まやかしの平和
世界の情勢が、変わりつつある……。
あれほど蔓延していた、瘴気が薄れ。魔物達の侵攻が、単発的なモノに成り、人々は漸く、安堵する事と成った……。
確かに、魔王の力を弱め、瘴気を、多く浄化したが……。
それだけで、魔物が急激に、減ったとは考えられない。
何かの、前触れか……?
エルバート国を始め、オールド帝国、レーザル聖帝国、アズーラ国は、緊張を緩めていないが……。
他国は、駄目だ。
瘴気が薄まり、久々の豊作に、浮足立っている。
魔物の脅威も、薄れつつあり、国交間の交流が、頻繁に行われる様に成った。
悪い事では、無いのだがな。
悪い事では無いが、軽薄すぎる。
完全にストップしていた、貿易の再開。
食料も潤い、飢餓から脱した。
良い事で、有るのだがな……。
未だ、魔王は、滅びておらぬ。
現状、仮初の平和だ。
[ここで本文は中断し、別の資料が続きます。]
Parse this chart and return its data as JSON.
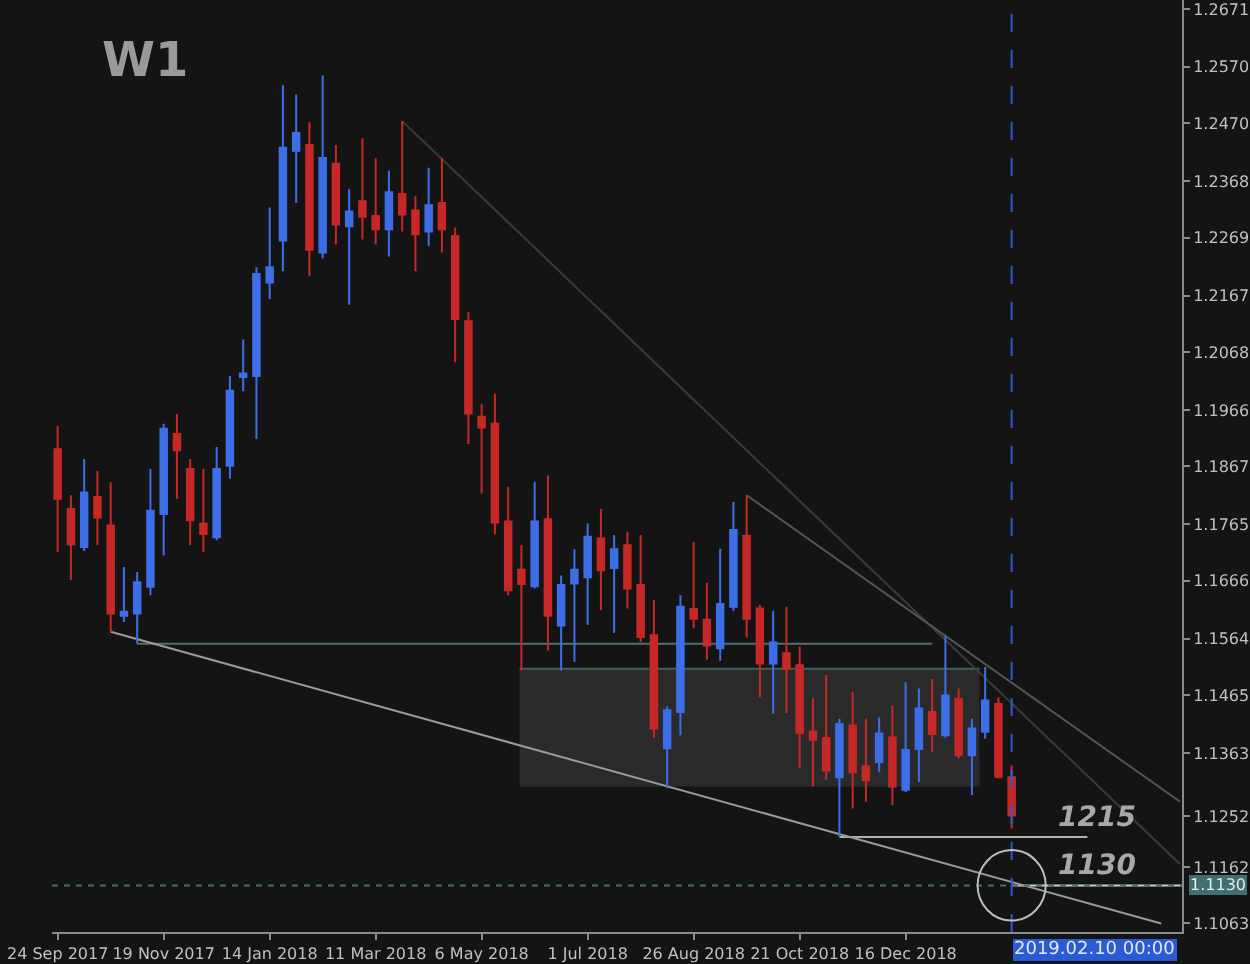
{
  "chart_data": {
    "type": "candlestick",
    "x": [
      "2017-09-24",
      "2017-10-01",
      "2017-10-08",
      "2017-10-15",
      "2017-10-22",
      "2017-10-29",
      "2017-11-05",
      "2017-11-12",
      "2017-11-19",
      "2017-11-26",
      "2017-12-03",
      "2017-12-10",
      "2017-12-17",
      "2017-12-24",
      "2017-12-31",
      "2018-01-07",
      "2018-01-14",
      "2018-01-21",
      "2018-01-28",
      "2018-02-04",
      "2018-02-11",
      "2018-02-18",
      "2018-02-25",
      "2018-03-04",
      "2018-03-11",
      "2018-03-18",
      "2018-03-25",
      "2018-04-01",
      "2018-04-08",
      "2018-04-15",
      "2018-04-22",
      "2018-04-29",
      "2018-05-06",
      "2018-05-13",
      "2018-05-20",
      "2018-05-27",
      "2018-06-03",
      "2018-06-10",
      "2018-06-17",
      "2018-06-24",
      "2018-07-01",
      "2018-07-08",
      "2018-07-15",
      "2018-07-22",
      "2018-07-29",
      "2018-08-05",
      "2018-08-12",
      "2018-08-19",
      "2018-08-26",
      "2018-09-02",
      "2018-09-09",
      "2018-09-16",
      "2018-09-23",
      "2018-09-30",
      "2018-10-07",
      "2018-10-14",
      "2018-10-21",
      "2018-10-28",
      "2018-11-04",
      "2018-11-11",
      "2018-11-18",
      "2018-11-25",
      "2018-12-02",
      "2018-12-09",
      "2018-12-16",
      "2018-12-23",
      "2018-12-30",
      "2019-01-06",
      "2019-01-13",
      "2019-01-20",
      "2019-01-27",
      "2019-02-03",
      "2019-02-10"
    ],
    "ohlc": [
      [
        1.1897,
        1.1938,
        1.1716,
        1.181
      ],
      [
        1.1792,
        1.1816,
        1.1667,
        1.173
      ],
      [
        1.1725,
        1.188,
        1.1718,
        1.1821
      ],
      [
        1.1813,
        1.1859,
        1.1728,
        1.1777
      ],
      [
        1.1763,
        1.1839,
        1.1576,
        1.1608
      ],
      [
        1.1604,
        1.169,
        1.1593,
        1.1611
      ],
      [
        1.1608,
        1.1681,
        1.1555,
        1.1663
      ],
      [
        1.1655,
        1.1862,
        1.164,
        1.1789
      ],
      [
        1.1783,
        1.1942,
        1.171,
        1.1933
      ],
      [
        1.1924,
        1.1959,
        1.181,
        1.1895
      ],
      [
        1.1862,
        1.188,
        1.1728,
        1.1772
      ],
      [
        1.1766,
        1.1862,
        1.1716,
        1.1748
      ],
      [
        1.1742,
        1.1901,
        1.1737,
        1.1862
      ],
      [
        1.1868,
        1.2026,
        1.1845,
        1.2
      ],
      [
        1.2024,
        1.209,
        1.1999,
        1.203
      ],
      [
        1.2026,
        1.2217,
        1.1915,
        1.2205
      ],
      [
        1.219,
        1.2322,
        1.2161,
        1.2217
      ],
      [
        1.2264,
        1.2537,
        1.221,
        1.2427
      ],
      [
        1.2422,
        1.2521,
        1.233,
        1.2453
      ],
      [
        1.2432,
        1.2472,
        1.2202,
        1.2248
      ],
      [
        1.2243,
        1.2554,
        1.2233,
        1.2409
      ],
      [
        1.2399,
        1.2432,
        1.2257,
        1.2292
      ],
      [
        1.2289,
        1.2354,
        1.2151,
        1.2315
      ],
      [
        1.2333,
        1.2444,
        1.2266,
        1.2306
      ],
      [
        1.2307,
        1.2409,
        1.2257,
        1.2284
      ],
      [
        1.2284,
        1.2387,
        1.2236,
        1.2349
      ],
      [
        1.2346,
        1.2474,
        1.228,
        1.231
      ],
      [
        1.2317,
        1.2342,
        1.221,
        1.2275
      ],
      [
        1.228,
        1.2392,
        1.2254,
        1.2326
      ],
      [
        1.233,
        1.2409,
        1.2243,
        1.2284
      ],
      [
        1.2272,
        1.2287,
        1.205,
        1.2126
      ],
      [
        1.2122,
        1.2138,
        1.1906,
        1.196
      ],
      [
        1.1954,
        1.1976,
        1.1819,
        1.1935
      ],
      [
        1.1942,
        1.1995,
        1.1747,
        1.1768
      ],
      [
        1.177,
        1.1831,
        1.164,
        1.1649
      ],
      [
        1.1685,
        1.1728,
        1.1508,
        1.166
      ],
      [
        1.1656,
        1.184,
        1.1652,
        1.177
      ],
      [
        1.1774,
        1.1851,
        1.1543,
        1.1604
      ],
      [
        1.1587,
        1.1675,
        1.1508,
        1.1658
      ],
      [
        1.1661,
        1.1721,
        1.1523,
        1.1685
      ],
      [
        1.1672,
        1.1767,
        1.1588,
        1.1743
      ],
      [
        1.174,
        1.1792,
        1.1614,
        1.1684
      ],
      [
        1.1688,
        1.1746,
        1.1574,
        1.1721
      ],
      [
        1.1728,
        1.1752,
        1.1617,
        1.1652
      ],
      [
        1.1658,
        1.1746,
        1.1558,
        1.1567
      ],
      [
        1.157,
        1.1632,
        1.1389,
        1.1406
      ],
      [
        1.1371,
        1.1445,
        1.1301,
        1.1438
      ],
      [
        1.1435,
        1.164,
        1.1394,
        1.162
      ],
      [
        1.1616,
        1.1734,
        1.1582,
        1.1599
      ],
      [
        1.1597,
        1.1662,
        1.1527,
        1.1552
      ],
      [
        1.1547,
        1.1722,
        1.1525,
        1.1625
      ],
      [
        1.162,
        1.1804,
        1.1613,
        1.1755
      ],
      [
        1.1745,
        1.1816,
        1.1566,
        1.1599
      ],
      [
        1.1617,
        1.1623,
        1.1461,
        1.152
      ],
      [
        1.152,
        1.1613,
        1.1432,
        1.1557
      ],
      [
        1.1538,
        1.162,
        1.1433,
        1.1511
      ],
      [
        1.1517,
        1.155,
        1.1336,
        1.1398
      ],
      [
        1.14,
        1.1459,
        1.1304,
        1.1386
      ],
      [
        1.1389,
        1.15,
        1.1316,
        1.1332
      ],
      [
        1.132,
        1.1423,
        1.1215,
        1.1414
      ],
      [
        1.1411,
        1.147,
        1.1265,
        1.1329
      ],
      [
        1.1339,
        1.1423,
        1.1277,
        1.1315
      ],
      [
        1.1347,
        1.1425,
        1.1329,
        1.1397
      ],
      [
        1.139,
        1.1446,
        1.1271,
        1.1304
      ],
      [
        1.1298,
        1.1487,
        1.1294,
        1.1368
      ],
      [
        1.137,
        1.1476,
        1.1312,
        1.1441
      ],
      [
        1.1435,
        1.1493,
        1.1365,
        1.1396
      ],
      [
        1.1394,
        1.1569,
        1.139,
        1.1464
      ],
      [
        1.1458,
        1.1476,
        1.1353,
        1.1359
      ],
      [
        1.1359,
        1.1423,
        1.1289,
        1.1406
      ],
      [
        1.14,
        1.1514,
        1.1388,
        1.1455
      ],
      [
        1.1449,
        1.1461,
        1.1318,
        1.1321
      ],
      [
        1.132,
        1.1341,
        1.123,
        1.1253
      ]
    ],
    "colors": [
      "#c62828",
      "#c62828",
      "#3d6ee8",
      "#c62828",
      "#c62828",
      "#3d6ee8",
      "#3d6ee8",
      "#3d6ee8",
      "#3d6ee8",
      "#c62828",
      "#c62828",
      "#c62828",
      "#3d6ee8",
      "#3d6ee8",
      "#3d6ee8",
      "#3d6ee8",
      "#3d6ee8",
      "#3d6ee8",
      "#3d6ee8",
      "#c62828",
      "#3d6ee8",
      "#c62828",
      "#3d6ee8",
      "#c62828",
      "#c62828",
      "#3d6ee8",
      "#c62828",
      "#c62828",
      "#3d6ee8",
      "#c62828",
      "#c62828",
      "#c62828",
      "#c62828",
      "#c62828",
      "#c62828",
      "#c62828",
      "#3d6ee8",
      "#c62828",
      "#3d6ee8",
      "#3d6ee8",
      "#3d6ee8",
      "#c62828",
      "#3d6ee8",
      "#c62828",
      "#c62828",
      "#c62828",
      "#3d6ee8",
      "#3d6ee8",
      "#c62828",
      "#c62828",
      "#3d6ee8",
      "#3d6ee8",
      "#c62828",
      "#c62828",
      "#3d6ee8",
      "#c62828",
      "#c62828",
      "#c62828",
      "#c62828",
      "#3d6ee8",
      "#c62828",
      "#c62828",
      "#3d6ee8",
      "#c62828",
      "#3d6ee8",
      "#3d6ee8",
      "#c62828",
      "#3d6ee8",
      "#c62828",
      "#3d6ee8",
      "#3d6ee8",
      "#c62828",
      "#c62828"
    ],
    "series": [
      {
        "type": "line",
        "x": [
          "2018-05-26",
          "2019-01-24"
        ],
        "values": [
          1.1511,
          1.1511
        ],
        "lower": [
          1.1304,
          1.1304
        ],
        "upper": [
          1.1511,
          1.1511
        ],
        "color": "#3f5f5f"
      },
      {
        "type": "line",
        "x": [
          "2017-11-05",
          "2018-12-30"
        ],
        "values": [
          1.1555,
          1.1555
        ],
        "color": "#4f6f6f"
      },
      {
        "type": "line",
        "x": [
          "2018-11-11",
          "2019-03-22"
        ],
        "values": [
          1.1215,
          1.1215
        ],
        "color": "#b0b0b0"
      },
      {
        "type": "line",
        "x": [
          "2019-02-10",
          "2019-05-11"
        ],
        "values": [
          1.113,
          1.113
        ],
        "color": "#d0d0d0"
      },
      {
        "type": "line",
        "x": [
          "2017-10-22",
          "2019-04-30"
        ],
        "values": [
          1.1576,
          1.1063
        ],
        "color": "#9a9a9a"
      },
      {
        "type": "line",
        "x": [
          "2018-03-25",
          "2019-05-10"
        ],
        "values": [
          1.2474,
          1.1167
        ],
        "color": "#3a3a3a"
      },
      {
        "type": "line",
        "x": [
          "2018-09-23",
          "2019-05-10"
        ],
        "values": [
          1.1816,
          1.1277
        ],
        "color": "#555555"
      }
    ],
    "xlim": [
      "2017-09-21",
      "2019-05-11"
    ],
    "xticks": [
      {
        "value": "2017-09-24",
        "label": "24 Sep 2017"
      },
      {
        "value": "2017-11-19",
        "label": "19 Nov 2017"
      },
      {
        "value": "2018-01-14",
        "label": "14 Jan 2018"
      },
      {
        "value": "2018-03-11",
        "label": "11 Mar 2018"
      },
      {
        "value": "2018-05-06",
        "label": "6 May 2018"
      },
      {
        "value": "2018-07-01",
        "label": "1 Jul 2018"
      },
      {
        "value": "2018-08-26",
        "label": "26 Aug 2018"
      },
      {
        "value": "2018-10-21",
        "label": "21 Oct 2018"
      },
      {
        "value": "2018-12-16",
        "label": "16 Dec 2018"
      }
    ],
    "ylim": [
      1.1048,
      1.2687
    ],
    "yticks": [
      1.2671,
      {
        "value": 1.257,
        "label": "1.2570"
      },
      {
        "value": 1.247,
        "label": "1.2470"
      },
      1.2368,
      1.2269,
      1.2167,
      1.2068,
      1.1966,
      1.1867,
      1.1765,
      1.1666,
      1.1564,
      1.1465,
      1.1363,
      1.1252,
      1.1162,
      1.1063
    ],
    "ref_lines": [
      {
        "axis": "x",
        "value": "2019-02-10",
        "label": "2019.02.10 00:00",
        "color": "#2a5bd7",
        "line_style": "dashed"
      },
      {
        "axis": "y",
        "value": 1.113,
        "label": "1.1130",
        "color": "#3f6f6f",
        "line_style": "dotted"
      }
    ],
    "annotations": [
      "W1",
      {
        "text": "1215",
        "x": "2019-03-22",
        "y": 1.1215
      },
      {
        "text": "1130",
        "x": "2019-03-22",
        "y": 1.113
      }
    ],
    "grid": false
  }
}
人々は、恐怖を、忘れてしまったのだろうか?
俺は、遥か遠方……。
遥か彼方の、魔王を睨む。
力を、回復させつつある。
何かあったか?
何かあったからこそ、魔王の力が、蘇りつつあると言う事だ。
魔物はともかく、魔族は、馬鹿では無い。
十中八九、良からぬ事を、企んでいると言えるだろう。
恐らく……。
「ジャショウ様!国王陛下が、お呼びに成られております!至急、王城へ!」
白狼亭で、思案していた俺に、丁度良いタイミングで、国王陛下の呼び出しか……。
これは、最悪のシナリオを、話さなくちゃ成らないだろうな……。